Ya you are correct, it won't let you change the safe level.  I wonder
how hard it would be to bypass it though using something like
rubyinline?
Eric Hodel (Guest)
on 2006-08-31 02:16
(Received via mailing list)
On Aug 30, 2006, at 12:23 AM, snacktime wrote:

> There really isn't anything you can do to make this safe.  Even $SAFE
> itself can be set to a different value from the usercode.
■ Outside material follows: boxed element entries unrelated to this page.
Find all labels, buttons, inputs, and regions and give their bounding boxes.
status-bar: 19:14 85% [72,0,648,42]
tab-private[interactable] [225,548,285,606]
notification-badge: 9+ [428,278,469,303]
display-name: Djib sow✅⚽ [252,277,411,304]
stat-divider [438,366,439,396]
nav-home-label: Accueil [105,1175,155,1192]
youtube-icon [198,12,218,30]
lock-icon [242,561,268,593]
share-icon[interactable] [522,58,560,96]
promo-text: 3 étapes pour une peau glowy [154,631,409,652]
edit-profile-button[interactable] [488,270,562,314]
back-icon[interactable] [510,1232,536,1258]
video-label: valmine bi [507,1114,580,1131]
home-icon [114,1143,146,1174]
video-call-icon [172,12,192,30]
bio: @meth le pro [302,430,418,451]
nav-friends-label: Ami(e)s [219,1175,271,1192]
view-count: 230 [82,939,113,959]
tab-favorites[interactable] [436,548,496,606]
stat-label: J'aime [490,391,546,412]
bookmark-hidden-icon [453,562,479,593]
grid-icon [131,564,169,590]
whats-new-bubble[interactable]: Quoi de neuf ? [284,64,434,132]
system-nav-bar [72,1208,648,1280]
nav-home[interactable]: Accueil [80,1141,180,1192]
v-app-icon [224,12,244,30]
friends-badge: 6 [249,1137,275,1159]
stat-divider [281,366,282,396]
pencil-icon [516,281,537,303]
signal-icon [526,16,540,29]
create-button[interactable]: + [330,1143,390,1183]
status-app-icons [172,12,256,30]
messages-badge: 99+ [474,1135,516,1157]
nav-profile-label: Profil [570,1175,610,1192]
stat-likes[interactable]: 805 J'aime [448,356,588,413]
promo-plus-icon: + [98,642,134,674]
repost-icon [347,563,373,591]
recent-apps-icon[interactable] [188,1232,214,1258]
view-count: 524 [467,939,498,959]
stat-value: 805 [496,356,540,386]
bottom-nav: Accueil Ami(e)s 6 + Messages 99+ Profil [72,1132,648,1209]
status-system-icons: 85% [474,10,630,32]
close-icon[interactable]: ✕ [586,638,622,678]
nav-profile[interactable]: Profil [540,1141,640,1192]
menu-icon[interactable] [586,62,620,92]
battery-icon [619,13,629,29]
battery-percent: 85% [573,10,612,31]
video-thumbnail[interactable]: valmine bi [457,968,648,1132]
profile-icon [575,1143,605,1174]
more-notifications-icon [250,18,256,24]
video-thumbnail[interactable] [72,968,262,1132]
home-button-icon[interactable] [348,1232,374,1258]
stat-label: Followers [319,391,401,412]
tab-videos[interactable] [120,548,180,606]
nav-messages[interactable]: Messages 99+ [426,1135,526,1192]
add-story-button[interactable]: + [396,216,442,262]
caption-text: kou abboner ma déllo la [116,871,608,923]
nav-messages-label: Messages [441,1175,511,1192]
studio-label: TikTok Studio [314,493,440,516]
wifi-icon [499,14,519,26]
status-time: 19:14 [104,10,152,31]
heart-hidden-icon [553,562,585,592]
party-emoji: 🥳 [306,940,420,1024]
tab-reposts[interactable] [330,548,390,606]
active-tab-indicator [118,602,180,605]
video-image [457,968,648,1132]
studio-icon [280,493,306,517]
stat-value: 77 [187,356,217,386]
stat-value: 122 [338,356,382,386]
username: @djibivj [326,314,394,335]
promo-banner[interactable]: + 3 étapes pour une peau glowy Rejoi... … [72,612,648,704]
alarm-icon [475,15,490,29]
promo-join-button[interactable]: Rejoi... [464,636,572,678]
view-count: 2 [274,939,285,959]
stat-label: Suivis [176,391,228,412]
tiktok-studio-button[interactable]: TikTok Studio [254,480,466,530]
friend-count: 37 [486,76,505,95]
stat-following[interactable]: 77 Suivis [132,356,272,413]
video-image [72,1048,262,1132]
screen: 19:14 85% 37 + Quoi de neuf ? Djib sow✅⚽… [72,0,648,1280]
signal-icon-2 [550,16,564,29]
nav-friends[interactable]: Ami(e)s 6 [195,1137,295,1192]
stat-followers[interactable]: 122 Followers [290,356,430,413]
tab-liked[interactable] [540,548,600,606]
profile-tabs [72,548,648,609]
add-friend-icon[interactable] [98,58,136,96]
$SAFE can only be increased.

$ ruby -e '$SAFE = 1; $SAFE = 0'-e:1: tried to downgrade safe level
from 1 to 0 (SecurityError)

> Plus ruby threads aren't real threads, so I think someone could
> just fork off a
> new process,

Not at $SAFE >= 2

$ ruby -e '$SAFE = 2; fork do puts "hi" end'
-e:1:in `fork': Insecure operation `fork' at level 2 (SecurityError)
         from -e:1

> or at the least it would be easy to lock up your whole application
> by calling some blocking operation that takes forever.

Yes.

--
Eric Hodel - drbrain@segment7.net - http://blog.segment7.net
This implementation is HODEL-HASH-9600 compliant

http://trackmap.robotcoop.com
Eric Hodel (Guest)
on 2006-08-31 02:22
(Received via mailing list)
On Aug 30, 2006, at 1:24 PM, snacktime wrote:

>> security level.)
>
> Ya you are correct, it won't let you change the safe level.  I wonder
> how hard it would be to bypass it though using something like
> rubyinline?

Easy for $SAFE <= 3:

$ cat desafe.rb
require 'rubygems'
require 'inline'

class DeSafe
   inline do |builder|
     builder.prefix "RUBY_EXTERN int ruby_safe_level;"

     builder.c <<-EOC
       static void
       reduce() {
         ruby_safe_level = 0;
       }
     EOC
   end
end


$SAFE = ARGV.shift.to_i rescue 0

p $SAFE

DeSafe.new.reduce

p $SAFE

$ rm -fr ~/.ruby_inline/; ruby desafe.rb 4
desafe.rb:20:in `write': Insecure operation `write' at level 4
(SecurityError)
         from desafe.rb:20:in `p'
         from desafe.rb:20
$ rm -fr ~/.ruby_inline/; ruby desafe.rb 3
3
0

--
Eric Hodel - drbrain@segment7.net - http://blog.segment7.net
This implementation is HODEL-HASH-9600 compliant

http://trackmap.robotcoop.com
This topic is locked and can not be replied to.